Forger le katana multidomaine
Afin d’amalgamer sa future Force de défense multidomaine, le Japon a établi en 2024 un Commandement des opérations interarmées des Jieitai : le JSDF Joint operations command (JJOC), ou « Togo Sakusen Shireibu », placé à Ichigaya, au cœur de Tokyo, sous le contrôle du chef d’état – major interarmées (« Togo Bakuryo Kanbu » (2)). Ce système permet d’optimiser la conduite d’opérations multidomaines de toutes les composantes opérationnelles sous un commandement centralisé qui chapeaute dorénavant les Ground component command (3) (« Rikujo – Sotai »), Self defense fleet (« Jieikantai »), Air defense command (« Koku-Sotai ») et JSDF cyber defense command (« Jieitai Saiba Boeitai »). De plus, il assure la mise au diapason opérationnel avec le quartier général des forces américaines au Japon (Headquarters US Forces Japan – USFJ) situé à Yokota, base à l’ouest de Tokyo. Son lien avec le commandement américain de l’Indo – Pacifique (US Indo – Pacific Command – USINDOPACOM) est aussi important. Cette mesure fait donc partie du renforcement et de l’équilibrage de l’alliance américano – japonaise. Sous la tutelle du nouveau commandement intégré japonais, les unités opérationnelles des forces terrestre, maritime et aérienne connaissent elles – mêmes leur plus grande restructuration depuis leur création, sur une voie qui avait été pavée par des réformes mineures depuis le début du siècle.
Domaine terrestre : le déploiement territorial rapide
La force terrestre dispose de neuf divisions et de huit brigades de combat, tout en tenant compte que les divisions japonaises ne sont que des brigades avec de plus larges bataillons. Elles sont réparties entre le Ground component command et cinq « armées » ou forces régionales (Nord, Nord-Est, Est, Centre, Ouest). Tout en conservant cette structure défensive et territoriale, plusieurs unités ont été converties entre 2018 et 2023 dans un rôle de « déploiement rapide » sur l’archipel japonais, y compris vers ses îles extracôtières au sud qui sont les plus exposées aux menaces, notamment Okinawa, ou même Yonaguni qui n’est qu’à 68 milles marins de Taïwan.
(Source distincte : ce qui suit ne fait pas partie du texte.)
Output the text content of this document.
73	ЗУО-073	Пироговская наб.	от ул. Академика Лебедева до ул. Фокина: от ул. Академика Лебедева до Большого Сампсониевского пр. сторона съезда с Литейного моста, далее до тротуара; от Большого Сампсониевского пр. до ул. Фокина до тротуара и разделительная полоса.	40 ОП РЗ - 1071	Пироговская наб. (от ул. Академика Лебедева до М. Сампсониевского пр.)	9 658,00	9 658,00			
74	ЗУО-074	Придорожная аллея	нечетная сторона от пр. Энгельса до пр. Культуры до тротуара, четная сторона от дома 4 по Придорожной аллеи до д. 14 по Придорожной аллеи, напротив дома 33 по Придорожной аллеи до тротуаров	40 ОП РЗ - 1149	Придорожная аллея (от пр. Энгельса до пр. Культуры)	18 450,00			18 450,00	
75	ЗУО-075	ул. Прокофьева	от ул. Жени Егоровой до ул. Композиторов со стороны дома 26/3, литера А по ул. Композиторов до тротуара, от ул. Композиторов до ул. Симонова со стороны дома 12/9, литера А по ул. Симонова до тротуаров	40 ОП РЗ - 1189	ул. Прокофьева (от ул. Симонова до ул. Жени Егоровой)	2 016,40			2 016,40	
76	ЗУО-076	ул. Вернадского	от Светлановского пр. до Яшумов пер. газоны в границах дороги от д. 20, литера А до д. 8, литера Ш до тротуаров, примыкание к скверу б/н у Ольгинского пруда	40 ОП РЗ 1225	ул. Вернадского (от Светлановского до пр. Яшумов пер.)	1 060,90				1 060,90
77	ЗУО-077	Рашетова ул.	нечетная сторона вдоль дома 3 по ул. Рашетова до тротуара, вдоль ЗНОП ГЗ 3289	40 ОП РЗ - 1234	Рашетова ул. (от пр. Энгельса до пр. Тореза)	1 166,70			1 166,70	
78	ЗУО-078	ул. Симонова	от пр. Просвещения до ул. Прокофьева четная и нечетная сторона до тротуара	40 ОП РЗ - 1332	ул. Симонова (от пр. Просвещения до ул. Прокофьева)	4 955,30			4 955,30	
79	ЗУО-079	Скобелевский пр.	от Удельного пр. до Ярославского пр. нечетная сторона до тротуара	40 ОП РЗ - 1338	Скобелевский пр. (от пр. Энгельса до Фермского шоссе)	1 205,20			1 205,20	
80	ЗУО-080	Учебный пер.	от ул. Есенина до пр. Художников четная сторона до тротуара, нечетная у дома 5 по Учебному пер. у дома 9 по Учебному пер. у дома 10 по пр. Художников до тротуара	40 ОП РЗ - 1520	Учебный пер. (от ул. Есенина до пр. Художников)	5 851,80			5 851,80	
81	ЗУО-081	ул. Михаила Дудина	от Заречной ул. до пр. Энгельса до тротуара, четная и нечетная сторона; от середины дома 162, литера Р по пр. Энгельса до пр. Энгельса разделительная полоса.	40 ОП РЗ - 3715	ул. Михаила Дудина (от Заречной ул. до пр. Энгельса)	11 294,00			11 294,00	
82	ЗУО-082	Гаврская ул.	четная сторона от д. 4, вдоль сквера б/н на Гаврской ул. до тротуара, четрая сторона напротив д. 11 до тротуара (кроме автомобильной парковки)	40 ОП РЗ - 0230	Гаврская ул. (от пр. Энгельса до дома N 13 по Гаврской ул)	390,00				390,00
Les nouvelles troupes de déploiement rapide sont les 2e, 6e et 8e divisions, ainsi que les 5e, 11e et 14e brigades. Ces divisions ou brigades, bien qu’étant toutes assignées à cette mission, ne possèdent chacune pour le moment qu’un seul bataillon appelé « régiment de déploiement rapide » (« Sokuo Kido Rentai »), organisé spécifiquement en unité mixte infanterie – cavalerie blindée légère sur roues (4) et projetable par les airs.
Le Ground component command complète ces capacités avec trois unités d’élite : la brigade de déploiement rapide amphibie (« Suiriku Kido Dan » (5)) créée entre 2018 et 2024, la 1re brigade aéroportée (« Kutei Dan » (6)), ainsi que le groupe des opérations spéciales (« Tokushu Sakusen Gun »). En effectifs cumulés, ce potentiel représente environ 36 000 troupes d’intervention (10 000 si l’on ne compte que les régiments de déploiement rapide et les troupes amphibies et aéroportées). Si un ennemi débarquait, cela serait bien insignifiant pour repousser une invasion, malgré les bénéfices défensifs des distances maritimes et de l’environnement archipélagique montagneux. De plus, ces unités arriveraient au compte – gouttes. L’entièreté de la flotte de transport aérien japonaise, encore composée de Kawasaki C‑2 et de C‑130H à la fin de la décennie, est requise pour amener en une rotation un bataillon de déploiement rapide au complet. Presque la moitié de ces unités étant stationnée dans le nord, à Hokkaido, la question du tempo de projection vers le sud se fait encore davantage ressentir. La stratégie prévoit quatre phases d’intervention terrestre contre une attaque du territoire japonais : avant – garde d’infanterie légère ; régiments de déploiement rapide ; autres unités appartenant aux divisions ou brigades de déploiement rapide ; renforts par des divisions ou brigades de garnison fournies par les commandements régionaux. Un autre séisme pour la force terrestre japonaise est qu’elle est de plus en plus dépourvue de ses moyens lourds, surtout les chars (7) et l’artillerie de campagne (8), dans une optique qui rappelle celle de la restructuration en cours dans l’US Marine Corps inspirant bien plus les Jieitai que l’US Army ou les rappels réalistes de la guerre en Ukraine.